Oysa yasal bile olsa bu eylemi zihnimde asla meşrulaştıramıyor olmam lazım.
Vietnam’da insanları öldürmeleri yasal görülen birçok insan oradan ülkeye döndü
ama bu insanlar, birilerini öldürmüş olmanın yarattığı travma ile hâlen daha
psikolojik sorunlar yaşıyorlar.
Şunu
anlamak gerekiyor: birilerini öldürmeyi zihnimizde meşrulaştırmak o eylemi
yasal kılmıyor.

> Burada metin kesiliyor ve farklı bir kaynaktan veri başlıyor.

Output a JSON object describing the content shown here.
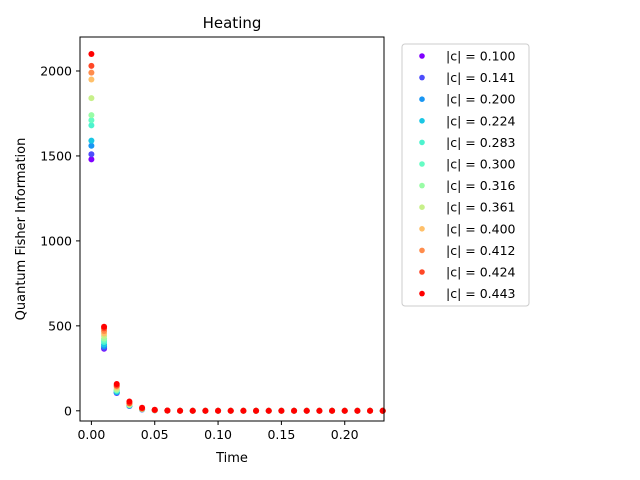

Siyahları durmadan terörize eden beyaz polisleri öldürmeyi ne
kadar meşru bir eylem görsem de bir polisi öldürdükten sonra hapse atılıyorum,
çünkü bu öldürme eylemini yasallaştıracak güce sahip değilim. Ezilenler, bu
dönemde yasadışı bile olsa, bu tür bir şiddeti halkımızın zihninde meşru
kılmaya başlamalıdırlar. Biz, amaca ulaşmak için her fırsatı kollamak
zorundayız.
Bence
bugün Amerika’daki beyaz liberallerle hatta belki de tüm dünyadaki liberallerle
ilgili en önemli sorun, onların yüzleşmeye mani olmayı, çatışmaları
sonlandırmayı, sorunları düzeltmeyip cepheleşmeye bir son vermeyi kendilerine
görev bellemeleri. Şu hususu net olarak kavramak zorundayız. Liberallerin asli
görevinin ne olduğunu görürsek o vakit onlarla vakit harcamamanın gerekli
olduğunu da anlarız. Liberalin oynadığı temel rol, cepheleşmeye mani olmaktır.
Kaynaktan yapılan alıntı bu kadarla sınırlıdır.